Wow, that really sucks. So if I record it in the living room, the only thing I can do to watch it in another room is move the whole unit. I can't steam it or move an external drive.

From reading through the forums, One thought I'm having right now is attaching a diplexer to the living room so I can watch the DVR in other rooms. Does anybody know of a link that covers diplexer basics? Also can anyone confirm that the remote that comes with the HR21 is rf?


----------



## smoking_rubber (Dec 21, 2005)

sublue said:


> 3) do you know if On demand works for the HR-21, (Driectv website says only HR20)?
> 
> 4) Is the free content of On demand any good? Example: Does it have the past 3 seasons of Battlestar Galactica? Does the free content have any good movies or just b-flicks from 1981? I can't evaluate it without the system.
> 
> ...


As far as I know, ON DEMAND is a cable feature. ON DEMAND is not available through Directv. I have never seen it on my HR20 and I couldn't find anything about it on Directv's website. I'd be interested in using this feature if it were available, but it's not (as far as I can tell).

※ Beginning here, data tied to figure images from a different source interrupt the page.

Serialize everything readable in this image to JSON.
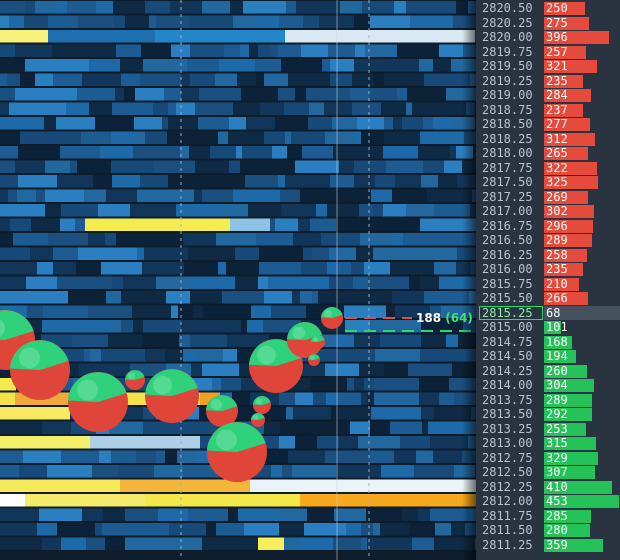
{
  "colors": {
    "ask": "#e54b3c",
    "bid": "#25c25a",
    "last_price_border": "#2ed870"
  },
  "trade_marker": {
    "volume": "188",
    "delta": "(64)"
  },
  "ladder": [
    {
      "price": "2820.50",
      "size": "250",
      "side": "ask"
    },
    {
      "price": "2820.25",
      "size": "275",
      "side": "ask"
    },
    {
      "price": "2820.00",
      "size": "396",
      "side": "ask"
    },
    {
      "price": "2819.75",
      "size": "257",
      "side": "ask"
    },
    {
      "price": "2819.50",
      "size": "321",
      "side": "ask"
    },
    {
      "price": "2819.25",
      "size": "235",
      "side": "ask"
    },
    {
      "price": "2819.00",
      "size": "284",
      "side": "ask"
    },
    {
      "price": "2818.75",
      "size": "237",
      "side": "ask"
    },
    {
      "price": "2818.50",
      "size": "277",
      "side": "ask"
    },
    {
      "price": "2818.25",
      "size": "312",
      "side": "ask"
    },
    {
      "price": "2818.00",
      "size": "265",
      "side": "ask"
    },
    {
      "price": "2817.75",
      "size": "322",
      "side": "ask"
    },
    {
      "price": "2817.50",
      "size": "325",
      "side": "ask"
    },
    {
      "price": "2817.25",
      "size": "269",
      "side": "ask"
    },
    {
      "price": "2817.00",
      "size": "302",
      "side": "ask"
    },
    {
      "price": "2816.75",
      "size": "296",
      "side": "ask"
    },
    {
      "price": "2816.50",
      "size": "289",
      "side": "ask"
    },
    {
      "price": "2816.25",
      "size": "258",
      "side": "ask"
    },
    {
      "price": "2816.00",
      "size": "235",
      "side": "ask"
    },
    {
      "price": "2815.75",
      "size": "210",
      "side": "ask"
    },
    {
      "price": "2815.50",
      "size": "266",
      "side": "ask"
    },
    {
      "price": "2815.25",
      "size": "68",
      "side": "last"
    },
    {
      "price": "2815.00",
      "size": "101",
      "side": "bid"
    },
    {
      "price": "2814.75",
      "size": "168",
      "side": "bid"
    },
    {
      "price": "2814.50",
      "size": "194",
      "side": "bid"
    },
    {
      "price": "2814.25",
      "size": "260",
      "side": "bid"
    },
    {
      "price": "2814.00",
      "size": "304",
      "side": "bid"
    },
    {
      "price": "2813.75",
      "size": "289",
      "side": "bid"
    },
    {
      "price": "2813.50",
      "size": "292",
      "side": "bid"
    },
    {
      "price": "2813.25",
      "size": "253",
      "side": "bid"
    },
    {
      "price": "2813.00",
      "size": "315",
      "side": "bid"
    },
    {
      "price": "2812.75",
      "size": "329",
      "side": "bid"
    },
    {
      "price": "2812.50",
      "size": "307",
      "side": "bid"
    },
    {
      "price": "2812.25",
      "size": "410",
      "side": "bid"
    },
    {
      "price": "2812.00",
      "size": "453",
      "side": "bid"
    },
    {
      "price": "2811.75",
      "size": "285",
      "side": "bid"
    },
    {
      "price": "2811.50",
      "size": "280",
      "side": "bid"
    },
    {
      "price": "2811.25",
      "size": "359",
      "side": "bid"
    }
  ]
}
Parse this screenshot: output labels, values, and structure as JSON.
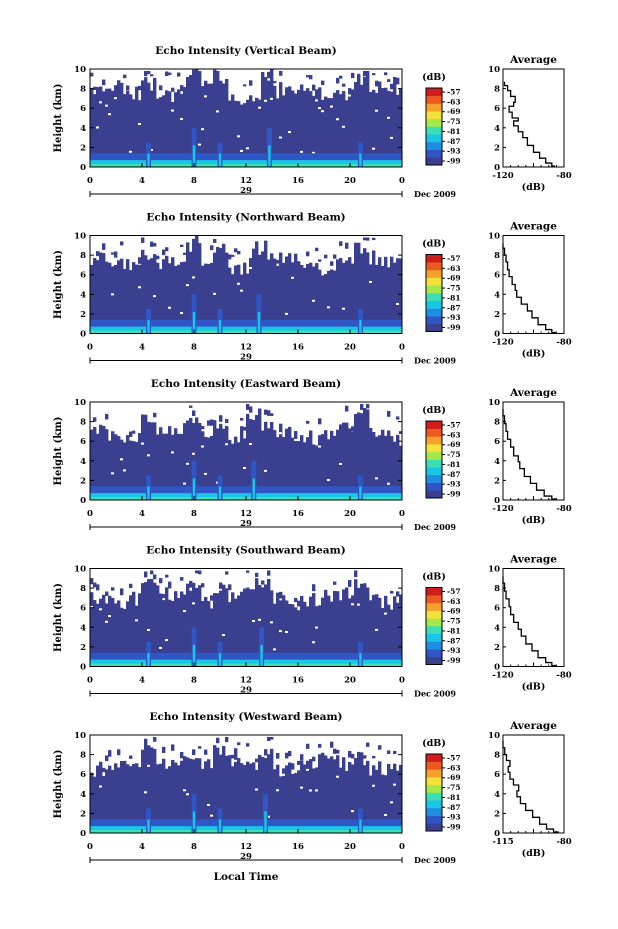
{
  "chart_data": [
    {
      "type": "heatmap",
      "title": "Echo Intensity (Vertical Beam)",
      "ylabel": "Height (km)",
      "ylim": [
        0,
        10
      ],
      "yticks": [
        "0",
        "2",
        "4",
        "6",
        "8",
        "10"
      ],
      "xlim": [
        0,
        24
      ],
      "xticks": [
        "0",
        "4",
        "8",
        "12",
        "16",
        "20",
        "0"
      ],
      "day_label": "29",
      "date_label": "Dec 2009",
      "colorbar": {
        "unit": "(dB)",
        "ticks": [
          "-57",
          "-63",
          "-69",
          "-75",
          "-81",
          "-87",
          "-93",
          "-99"
        ]
      },
      "average_profile": {
        "title": "Average",
        "xlabel": "(dB)",
        "xticks": [
          "-120",
          "-80"
        ],
        "xlim": [
          -120,
          -80
        ],
        "ylim": [
          0,
          10
        ],
        "yticks": [
          "0",
          "2",
          "4",
          "6",
          "8",
          "10"
        ],
        "points": [
          [
            -86,
            0.1
          ],
          [
            -88,
            0.4
          ],
          [
            -92,
            0.9
          ],
          [
            -96,
            1.5
          ],
          [
            -100,
            2.2
          ],
          [
            -104,
            3.0
          ],
          [
            -107,
            3.6
          ],
          [
            -110,
            4.2
          ],
          [
            -113,
            4.7
          ],
          [
            -110,
            5.0
          ],
          [
            -114,
            5.6
          ],
          [
            -116,
            6.2
          ],
          [
            -113,
            6.6
          ],
          [
            -112,
            7.2
          ],
          [
            -115,
            7.8
          ],
          [
            -117,
            8.3
          ],
          [
            -119,
            8.7
          ]
        ]
      },
      "top_km": 9.0,
      "features": [
        4.5,
        8.0,
        10.0,
        13.8,
        20.8
      ]
    },
    {
      "type": "heatmap",
      "title": "Echo Intensity (Northward Beam)",
      "ylabel": "Height (km)",
      "ylim": [
        0,
        10
      ],
      "yticks": [
        "0",
        "2",
        "4",
        "6",
        "8",
        "10"
      ],
      "xlim": [
        0,
        24
      ],
      "xticks": [
        "0",
        "4",
        "8",
        "12",
        "16",
        "20",
        "0"
      ],
      "day_label": "29",
      "date_label": "Dec 2009",
      "colorbar": {
        "unit": "(dB)",
        "ticks": [
          "-57",
          "-63",
          "-69",
          "-75",
          "-81",
          "-87",
          "-93",
          "-99"
        ]
      },
      "average_profile": {
        "title": "Average",
        "xlabel": "(dB)",
        "xticks": [
          "-120",
          "-80"
        ],
        "xlim": [
          -120,
          -80
        ],
        "ylim": [
          0,
          10
        ],
        "yticks": [
          "0",
          "2",
          "4",
          "6",
          "8",
          "10"
        ],
        "points": [
          [
            -85,
            0.1
          ],
          [
            -88,
            0.4
          ],
          [
            -92,
            0.9
          ],
          [
            -97,
            1.6
          ],
          [
            -101,
            2.3
          ],
          [
            -104,
            3.0
          ],
          [
            -108,
            3.7
          ],
          [
            -111,
            4.4
          ],
          [
            -112,
            5.0
          ],
          [
            -114,
            5.8
          ],
          [
            -116,
            6.5
          ],
          [
            -117,
            7.3
          ],
          [
            -118,
            8.0
          ],
          [
            -119,
            8.7
          ],
          [
            -120,
            9.2
          ]
        ]
      },
      "top_km": 8.6,
      "features": [
        4.5,
        8.0,
        10.0,
        13.0,
        20.8
      ]
    },
    {
      "type": "heatmap",
      "title": "Echo Intensity (Eastward Beam)",
      "ylabel": "Height (km)",
      "ylim": [
        0,
        10
      ],
      "yticks": [
        "0",
        "2",
        "4",
        "6",
        "8",
        "10"
      ],
      "xlim": [
        0,
        24
      ],
      "xticks": [
        "0",
        "4",
        "8",
        "12",
        "16",
        "20",
        "0"
      ],
      "day_label": "29",
      "date_label": "Dec 2009",
      "colorbar": {
        "unit": "(dB)",
        "ticks": [
          "-57",
          "-63",
          "-69",
          "-75",
          "-81",
          "-87",
          "-93",
          "-99"
        ]
      },
      "average_profile": {
        "title": "Average",
        "xlabel": "(dB)",
        "xticks": [
          "-120",
          "-80"
        ],
        "xlim": [
          -120,
          -80
        ],
        "ylim": [
          0,
          10
        ],
        "yticks": [
          "0",
          "2",
          "4",
          "6",
          "8",
          "10"
        ],
        "points": [
          [
            -85,
            0.1
          ],
          [
            -88,
            0.4
          ],
          [
            -93,
            1.0
          ],
          [
            -98,
            1.7
          ],
          [
            -102,
            2.4
          ],
          [
            -106,
            3.2
          ],
          [
            -109,
            3.9
          ],
          [
            -110,
            4.5
          ],
          [
            -113,
            5.4
          ],
          [
            -115,
            6.2
          ],
          [
            -117,
            7.0
          ],
          [
            -118,
            7.8
          ],
          [
            -119,
            8.6
          ],
          [
            -120,
            9.3
          ]
        ]
      },
      "top_km": 8.2,
      "features": [
        4.5,
        8.0,
        10.0,
        12.6,
        20.8
      ]
    },
    {
      "type": "heatmap",
      "title": "Echo Intensity (Southward Beam)",
      "ylabel": "Height (km)",
      "ylim": [
        0,
        10
      ],
      "yticks": [
        "0",
        "2",
        "4",
        "6",
        "8",
        "10"
      ],
      "xlim": [
        0,
        24
      ],
      "xticks": [
        "0",
        "4",
        "8",
        "12",
        "16",
        "20",
        "0"
      ],
      "day_label": "29",
      "date_label": "Dec 2009",
      "colorbar": {
        "unit": "(dB)",
        "ticks": [
          "-57",
          "-63",
          "-69",
          "-75",
          "-81",
          "-87",
          "-93",
          "-99"
        ]
      },
      "average_profile": {
        "title": "Average",
        "xlabel": "(dB)",
        "xticks": [
          "-120",
          "-80"
        ],
        "xlim": [
          -120,
          -80
        ],
        "ylim": [
          0,
          10
        ],
        "yticks": [
          "0",
          "2",
          "4",
          "6",
          "8",
          "10"
        ],
        "points": [
          [
            -85,
            0.1
          ],
          [
            -88,
            0.4
          ],
          [
            -92,
            0.9
          ],
          [
            -97,
            1.6
          ],
          [
            -101,
            2.3
          ],
          [
            -105,
            3.1
          ],
          [
            -108,
            3.8
          ],
          [
            -110,
            4.5
          ],
          [
            -113,
            5.3
          ],
          [
            -115,
            6.1
          ],
          [
            -116,
            6.9
          ],
          [
            -118,
            7.7
          ],
          [
            -119,
            8.5
          ],
          [
            -120,
            9.2
          ]
        ]
      },
      "top_km": 8.4,
      "features": [
        4.5,
        8.0,
        10.0,
        13.2,
        20.8
      ]
    },
    {
      "type": "heatmap",
      "title": "Echo Intensity (Westward Beam)",
      "ylabel": "Height (km)",
      "ylim": [
        0,
        10
      ],
      "yticks": [
        "0",
        "2",
        "4",
        "6",
        "8",
        "10"
      ],
      "xlim": [
        0,
        24
      ],
      "xticks": [
        "0",
        "4",
        "8",
        "12",
        "16",
        "20",
        "0"
      ],
      "day_label": "29",
      "date_label": "Dec 2009",
      "colorbar": {
        "unit": "(dB)",
        "ticks": [
          "-57",
          "-63",
          "-69",
          "-75",
          "-81",
          "-87",
          "-93",
          "-99"
        ]
      },
      "average_profile": {
        "title": "Average",
        "xlabel": "(dB)",
        "xticks": [
          "-115",
          "-80"
        ],
        "xlim": [
          -115,
          -80
        ],
        "ylim": [
          0,
          10
        ],
        "yticks": [
          "0",
          "2",
          "4",
          "6",
          "8",
          "10"
        ],
        "points": [
          [
            -83,
            0.1
          ],
          [
            -86,
            0.4
          ],
          [
            -90,
            0.9
          ],
          [
            -94,
            1.6
          ],
          [
            -98,
            2.3
          ],
          [
            -102,
            3.0
          ],
          [
            -105,
            3.7
          ],
          [
            -107,
            4.3
          ],
          [
            -106,
            4.9
          ],
          [
            -109,
            5.5
          ],
          [
            -111,
            6.2
          ],
          [
            -112,
            6.8
          ],
          [
            -111,
            7.4
          ],
          [
            -113,
            8.0
          ],
          [
            -114,
            8.7
          ],
          [
            -115,
            9.4
          ]
        ]
      },
      "top_km": 8.4,
      "features": [
        4.5,
        8.0,
        10.0,
        13.5,
        20.8
      ]
    }
  ],
  "footer": {
    "xlabel": "Local Time"
  },
  "colors": {
    "scale": [
      "#3a3f8f",
      "#2f56c4",
      "#1e8fe0",
      "#19c6e6",
      "#3de0b6",
      "#a6e84a",
      "#f2e23a",
      "#f6a12b",
      "#ec5a22",
      "#d01e1e"
    ]
  }
}
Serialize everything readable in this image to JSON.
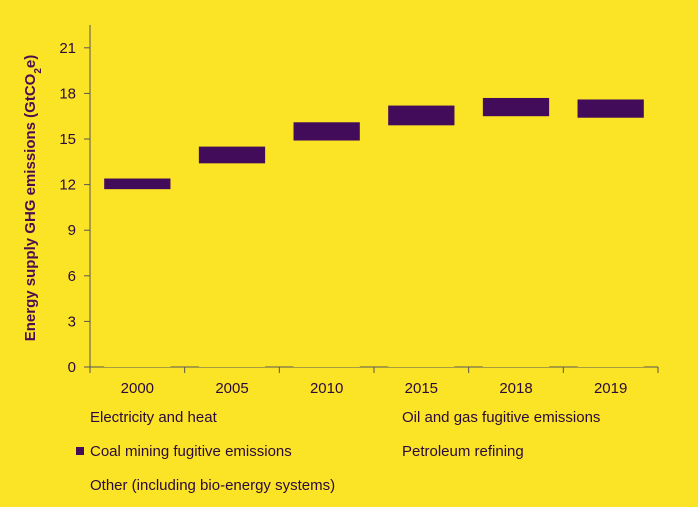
{
  "chart_data": {
    "type": "bar",
    "subtype": "floating",
    "ylabel_prefix": "Energy supply GHG emissions (GtCO",
    "ylabel_sub": "2",
    "ylabel_suffix": "e)",
    "categories": [
      "2000",
      "2005",
      "2010",
      "2015",
      "2018",
      "2019"
    ],
    "yticks": [
      "0",
      "3",
      "6",
      "9",
      "12",
      "15",
      "18",
      "21"
    ],
    "ylim": [
      0,
      22.5
    ],
    "grid": false,
    "series": [
      {
        "name": "Electricity and heat",
        "color": "#fbe426",
        "low": [
          0,
          0,
          0,
          0,
          0,
          0
        ],
        "high": [
          11.7,
          13.4,
          14.9,
          15.9,
          16.5,
          16.4
        ]
      },
      {
        "name": "Coal mining fugitive emissions",
        "color": "#420c5a",
        "low": [
          11.7,
          13.4,
          14.9,
          15.9,
          16.5,
          16.4
        ],
        "high": [
          12.4,
          14.5,
          16.1,
          17.2,
          17.7,
          17.6
        ]
      }
    ],
    "legend": [
      {
        "label": "Electricity and heat",
        "swatch": false
      },
      {
        "label": "Oil and gas fugitive emissions",
        "swatch": false
      },
      {
        "label": "Coal mining fugitive emissions",
        "swatch": true
      },
      {
        "label": "Petroleum refining",
        "swatch": false
      },
      {
        "label": "Other (including bio-energy systems)",
        "swatch": false
      }
    ],
    "legend_placement": "bottom"
  }
}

Correction: It's only available through the internet connection on the HR20. My DVR is not connected to my network (who knew it did anything).

Info:
http://www.dbstalk.com/archive/index.php/t-105326.html


----------



## JimSpence (Sep 19, 2001)

DirecTV does have On Demand for the HR20s. Not quite yet for the HR21.
See this forum.
http://www.dbstalk.com/forumdisplay.php?f=137

Currently the content for it is somewhat limited, no network shows.


----------



## sublue (Nov 10, 2005)

smoking_rubber said:


> As far as I know, ON DEMAND is a cable feature. ON DEMAND is not available through Directv. I have never seen it on my HR20 and I couldn't find anything about it on Directv's website. I'd be interested in using this feature if it were available, but it's not (as far as I can tell).


Smoking Rubber, Also see:

http://www.directv.com/dod/dod.html


----------